David Bowie, Leonard Cohen, Prince, George Michael, et même au moment où j'écris ces lignes, Carrie Fisher. Je me fous de ces disparitions successives. Tout du moins, je ne ressens pas le besoin d'exhiber ma peine. J'ai le sentiment qu'elles ne m'affectent pas en comparaison de l'effondrement collectif que j'observe à chaque fois que l'un d'entre eux ferme les yeux pour de bon. Je pense évidemment au déluge commémoratif qui suit systématiquement la mort d'un artiste, et dont Facebook devient aussi intuitivement qu'un banc de harengs, le porte-voix. Je trouve cet endeuillement disproportionné, et donc je le trouve suspect.

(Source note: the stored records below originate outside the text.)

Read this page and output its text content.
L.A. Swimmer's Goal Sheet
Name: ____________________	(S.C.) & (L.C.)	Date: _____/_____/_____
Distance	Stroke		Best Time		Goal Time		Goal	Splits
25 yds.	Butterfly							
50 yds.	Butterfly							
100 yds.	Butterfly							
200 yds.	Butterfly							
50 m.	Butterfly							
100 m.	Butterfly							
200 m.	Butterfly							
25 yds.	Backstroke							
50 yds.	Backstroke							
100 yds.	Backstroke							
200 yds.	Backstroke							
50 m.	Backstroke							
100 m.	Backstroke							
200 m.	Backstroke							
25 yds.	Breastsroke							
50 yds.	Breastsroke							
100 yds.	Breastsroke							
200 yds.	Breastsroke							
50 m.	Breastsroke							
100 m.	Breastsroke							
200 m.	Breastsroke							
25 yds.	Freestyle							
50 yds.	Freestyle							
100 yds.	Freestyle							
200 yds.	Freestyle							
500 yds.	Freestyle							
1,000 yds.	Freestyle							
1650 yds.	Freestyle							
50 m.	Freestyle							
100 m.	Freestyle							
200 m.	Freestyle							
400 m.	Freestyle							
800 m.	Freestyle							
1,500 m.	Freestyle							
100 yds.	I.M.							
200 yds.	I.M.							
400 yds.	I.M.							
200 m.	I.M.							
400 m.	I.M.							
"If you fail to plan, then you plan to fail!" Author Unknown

Je n'ai pas envie de juger qui que ce soit, simplement de faire un peu de sociologie de comptoir entre la bûche et le champagne. Les forces qui nous poussent à poster sur les réseaux, et la nature même de ces prises de parole sont un vrai sujet de thèse. Tout de suite, je m'interroge bêtement sur le besoin irrépressible de vouloir rendre hommage, alors qu'aucune deadline ni conscience professionnelle ne nous y pousse, à quelqu'un que l'on n'a pas côtoyé ; s'entend par là, avec lequel nous n'avons pas récemment vécu une odyssée collective quelconque. Comme avec l'acteur australien Heath Ledger et son phénoménal Joker en 2008, lorsque l'on apprenait sa mort alors que Batman, The Dark Knight était encore en salle. Comme si, dans le cas du décès de George Michael, retrouvé mort le 25 décembre dernier, il nous fallait collectivement et respectivement, nous apporter, dans une sorte de fanatisme morbide, la preuve de la proximité que nous avions avec lui, d'une part. Et d'autre part, la preuve de la parfaite connaissance mélomane que nous en avions tous. Ce que je trouve suspect, c'est cette course délirante à la ref. parfaite, au papier qui "dit la vérité", au lien YouTube juste.
En fait, les morts me font le même effet que les reformations. Est-ce que je suis vraiment le seul à m'étonner que tout le monde soit devenu en 2016, fan de la première heure de A Tribe Called Quest? Je me souviens très bien que dans mon petit collège de campagne, on avait clairement le choix : c'était Nirvana ou Notorious B.I.G., (ou plus vraisemblablement, Noir Désir ou Alliance Ethnik), mais pas les deux. Ne pas avoir à choisir, c'est très récent, et nous avons sans doute du mal à nous en souvenir, ce qui rend ces condoléances systématiques particulièrement ridicules à mon goût.
Je dirais que c'est récent comme Internet. En disposant à ciel ouvert, la plus grande discothèque du monde, Internet a sans aucun doute eu cet effet d'aplanir le temps, de nous faire oublier que Leonard Cohen, c'était avant tout la musique de nos parents. Que pour un paquet de kids comme moi, George Michael prend à peu près autant de place dans nos coeurs que Patrick Bruel ou les Frères Bogdanov, mais pour qui malgré tout, une petite archive parfaitement patrimoniale de Madonna lui déclarant sa flamme aux MTV Music Awards de 89, en permet la réhabilitation automatique. Le plus triste, c'est qu'Internet a aussi pour effet d'aplanir le monde. Avant leur décès, Leonard Cohen et George Michael n'avaient rien en commun. Mais grâce à notre tristesse et à notre indignation, ils partagent désormais un anniversaire, et sont les sujets d'un paquet de papiers aux manchettes aussi fantaisistes que "2016 année Meurtrière" (le meurtre, carrément), pour le Figaro ; "Les Astres Eteints de 2016", pour Le Point ; "La Génération X orpheline de ses Idoles".
Encore une fois, qu'est-ce que ces morts changent tant à nos vies, pour venir les pleurer à si chaudes larmes sur les réseaux? Leurs grandes chansons, comme les grands moments auxquelles nous les associons, sont pourtant déjà largement derrière nous. Peut-être que ce qui m'agace relève d'un besoin de pudeur face à l'exhibition chronique de nos émotions. La publicité immédiate et sans filtre de nos pensées les plus intuitives. On pense tous à des conneries inconséquentes, mais je n'explique pas notre besoin de systématiquement les exposer, ou du moins notre incapacité à réprimer ce besoin. Que ce soit de l'ordre du funéraire, de la doléance, de notre irrésistible désir de jugement, et la plupart du temps, sur des sujets dont on ne maîtrise pas les enjeux. Mon humble avis : nous ne sommes pas les spécialistes que nous prétendons être. La réalité est que nos indignations sont pléthoriques, nos complaintes écrites à chauds, nos doléances mal pensées, nos coups de gueule inaudibles, et de fait je trouve, nos chagrins difficiles à croire.